La question de l'accueil des migrants sera, elle, fusionnée dans un groupe sur les mineurs non accompagnés. "Ça n'a aucun sens", regrette Caroline Fiat. "On ne peut pas gérer de la même façon un enfant qui n'a pas de titre de séjour et un adulte. Ça ne viendrait à l'idée de personne d'hospitaliser quelqu'un de 35 ans dans un hôpital pédiatrique."

Enfin, le groupe discriminations et LGBT-phobies, crée en 2018 à l'initiative du député LFI Bastien Lachaud sera bien conservé, affirme Sébastien Chenu, mais sous le seul intitulé de "discriminations".

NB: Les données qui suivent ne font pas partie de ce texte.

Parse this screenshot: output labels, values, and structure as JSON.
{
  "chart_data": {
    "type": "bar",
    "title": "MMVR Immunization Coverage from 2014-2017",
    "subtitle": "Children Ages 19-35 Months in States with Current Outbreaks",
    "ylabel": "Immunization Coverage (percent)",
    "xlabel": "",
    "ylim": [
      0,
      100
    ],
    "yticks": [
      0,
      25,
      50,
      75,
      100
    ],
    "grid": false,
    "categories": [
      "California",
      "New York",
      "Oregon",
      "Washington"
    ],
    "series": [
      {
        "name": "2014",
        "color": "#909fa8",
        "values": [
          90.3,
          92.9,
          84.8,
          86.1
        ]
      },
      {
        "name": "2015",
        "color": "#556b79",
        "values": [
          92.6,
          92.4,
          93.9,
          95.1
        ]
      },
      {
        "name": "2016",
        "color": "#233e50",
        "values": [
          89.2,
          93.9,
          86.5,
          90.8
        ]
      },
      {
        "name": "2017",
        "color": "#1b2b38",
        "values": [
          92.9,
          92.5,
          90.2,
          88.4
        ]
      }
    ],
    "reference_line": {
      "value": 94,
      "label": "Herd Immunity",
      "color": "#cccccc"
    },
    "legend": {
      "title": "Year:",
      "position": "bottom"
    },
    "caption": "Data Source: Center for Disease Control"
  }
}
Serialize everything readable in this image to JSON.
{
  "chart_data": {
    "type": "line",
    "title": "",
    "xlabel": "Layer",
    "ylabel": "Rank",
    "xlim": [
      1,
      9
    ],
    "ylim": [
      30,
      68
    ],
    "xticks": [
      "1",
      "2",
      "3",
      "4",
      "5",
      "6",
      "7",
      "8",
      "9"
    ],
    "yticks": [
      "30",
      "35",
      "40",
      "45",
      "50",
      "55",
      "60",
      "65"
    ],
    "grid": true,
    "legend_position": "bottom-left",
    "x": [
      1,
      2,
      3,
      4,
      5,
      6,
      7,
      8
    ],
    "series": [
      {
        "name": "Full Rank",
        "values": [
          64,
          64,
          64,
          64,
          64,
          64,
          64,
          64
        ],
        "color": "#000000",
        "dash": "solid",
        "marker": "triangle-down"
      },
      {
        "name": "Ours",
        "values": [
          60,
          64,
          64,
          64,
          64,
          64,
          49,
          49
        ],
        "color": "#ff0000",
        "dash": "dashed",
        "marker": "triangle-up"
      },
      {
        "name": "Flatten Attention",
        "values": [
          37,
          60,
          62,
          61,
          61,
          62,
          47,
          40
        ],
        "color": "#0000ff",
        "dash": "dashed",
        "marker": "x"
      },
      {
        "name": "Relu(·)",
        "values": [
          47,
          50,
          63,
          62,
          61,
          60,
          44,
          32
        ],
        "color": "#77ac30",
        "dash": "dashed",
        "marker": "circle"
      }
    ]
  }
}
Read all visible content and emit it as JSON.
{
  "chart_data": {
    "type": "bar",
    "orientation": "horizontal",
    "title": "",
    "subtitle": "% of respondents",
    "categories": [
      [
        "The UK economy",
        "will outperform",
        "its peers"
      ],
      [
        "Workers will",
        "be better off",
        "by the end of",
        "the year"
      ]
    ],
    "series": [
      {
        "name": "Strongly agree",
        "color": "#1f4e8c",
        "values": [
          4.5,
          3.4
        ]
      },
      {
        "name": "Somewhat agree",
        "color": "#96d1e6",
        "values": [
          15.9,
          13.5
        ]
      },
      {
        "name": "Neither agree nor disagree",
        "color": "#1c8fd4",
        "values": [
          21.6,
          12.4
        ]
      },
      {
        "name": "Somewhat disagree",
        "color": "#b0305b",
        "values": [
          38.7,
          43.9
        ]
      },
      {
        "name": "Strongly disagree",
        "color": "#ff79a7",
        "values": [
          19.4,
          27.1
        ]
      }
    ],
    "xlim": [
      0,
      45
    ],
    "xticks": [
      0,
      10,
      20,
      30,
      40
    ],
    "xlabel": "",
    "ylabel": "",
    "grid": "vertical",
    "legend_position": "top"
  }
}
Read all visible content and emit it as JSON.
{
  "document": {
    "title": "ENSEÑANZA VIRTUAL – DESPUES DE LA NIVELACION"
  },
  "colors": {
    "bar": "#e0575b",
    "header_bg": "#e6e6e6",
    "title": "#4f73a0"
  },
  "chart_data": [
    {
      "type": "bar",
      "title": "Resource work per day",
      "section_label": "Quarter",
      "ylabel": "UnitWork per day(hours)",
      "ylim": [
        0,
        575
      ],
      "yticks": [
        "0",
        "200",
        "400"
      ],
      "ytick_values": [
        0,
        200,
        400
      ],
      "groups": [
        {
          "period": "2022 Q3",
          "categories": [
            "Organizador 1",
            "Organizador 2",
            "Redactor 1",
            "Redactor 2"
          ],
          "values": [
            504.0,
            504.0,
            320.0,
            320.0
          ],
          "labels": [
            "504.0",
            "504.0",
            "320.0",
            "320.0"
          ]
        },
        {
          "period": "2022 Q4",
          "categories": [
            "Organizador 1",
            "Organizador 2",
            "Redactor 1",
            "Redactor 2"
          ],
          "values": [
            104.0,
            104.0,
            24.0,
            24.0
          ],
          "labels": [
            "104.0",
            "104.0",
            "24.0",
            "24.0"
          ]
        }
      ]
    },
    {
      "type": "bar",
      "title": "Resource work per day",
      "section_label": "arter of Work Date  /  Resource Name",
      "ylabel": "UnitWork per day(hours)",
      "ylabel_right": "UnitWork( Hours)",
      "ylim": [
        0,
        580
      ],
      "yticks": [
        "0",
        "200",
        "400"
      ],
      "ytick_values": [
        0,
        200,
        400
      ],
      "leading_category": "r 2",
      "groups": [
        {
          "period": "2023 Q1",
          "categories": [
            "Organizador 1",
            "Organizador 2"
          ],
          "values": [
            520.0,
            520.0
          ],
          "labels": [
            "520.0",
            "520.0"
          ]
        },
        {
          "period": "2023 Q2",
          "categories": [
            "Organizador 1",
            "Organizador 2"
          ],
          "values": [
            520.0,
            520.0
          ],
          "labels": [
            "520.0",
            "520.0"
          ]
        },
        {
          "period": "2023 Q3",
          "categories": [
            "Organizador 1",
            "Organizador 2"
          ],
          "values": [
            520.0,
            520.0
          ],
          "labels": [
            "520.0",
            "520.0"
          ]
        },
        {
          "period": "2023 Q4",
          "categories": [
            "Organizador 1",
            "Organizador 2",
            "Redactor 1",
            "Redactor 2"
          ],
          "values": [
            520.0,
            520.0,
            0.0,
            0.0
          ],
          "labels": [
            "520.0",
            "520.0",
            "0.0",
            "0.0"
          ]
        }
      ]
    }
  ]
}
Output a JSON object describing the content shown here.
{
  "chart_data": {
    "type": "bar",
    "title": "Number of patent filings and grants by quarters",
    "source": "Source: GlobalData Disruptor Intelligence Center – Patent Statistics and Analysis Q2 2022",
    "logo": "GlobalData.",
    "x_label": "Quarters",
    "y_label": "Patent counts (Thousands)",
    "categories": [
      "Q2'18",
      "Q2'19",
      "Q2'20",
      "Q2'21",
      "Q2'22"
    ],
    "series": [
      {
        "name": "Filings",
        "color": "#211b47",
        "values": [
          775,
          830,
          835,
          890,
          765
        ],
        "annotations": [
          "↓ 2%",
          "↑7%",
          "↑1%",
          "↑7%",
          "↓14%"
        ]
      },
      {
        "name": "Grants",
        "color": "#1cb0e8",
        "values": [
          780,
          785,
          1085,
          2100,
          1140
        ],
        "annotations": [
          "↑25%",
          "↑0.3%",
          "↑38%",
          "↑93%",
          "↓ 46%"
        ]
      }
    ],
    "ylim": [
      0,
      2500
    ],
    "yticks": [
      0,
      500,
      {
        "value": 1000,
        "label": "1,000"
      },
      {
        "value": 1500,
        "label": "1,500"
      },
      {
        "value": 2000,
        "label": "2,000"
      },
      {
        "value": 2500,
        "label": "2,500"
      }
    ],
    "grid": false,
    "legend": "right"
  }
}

"On va probablement mettre LGBT-phobies entre parenthèses. Et je vais me faire un plaisir d'être dans ce groupe", avance Sébastien Chenu, ancien fondateur de Gay Lib, le mouvement LGBT de l'UMP, l'ancêtre des LR. Il n'en était jusqu'ici pas membre.

120 députés pour la chasse

Quant aux groupes d'études sur la chasse et le luxe que le député RN aurait choisi de "favoriser" d'après le groupe insoumis, la situation est plus nuancée. Celui sur la chasse est le plus actif de l'Assemblée nationale, avec pas moins de 120 députés qui en font partie.

"On ne pourra jamais fermer ce groupe qui est très puissant", répond sans ambages un député LR. "Il ne faut pas rêver, même si un jour on avait un président écologiste."

Le secteur du luxe sera étudié par deux groupes distincts: un premier spécifiquement consacré à ce secteur et un second sur le "commerce, artisanat et métiers d'arts", comme c'était déjà le cas lors de la précédente mandature.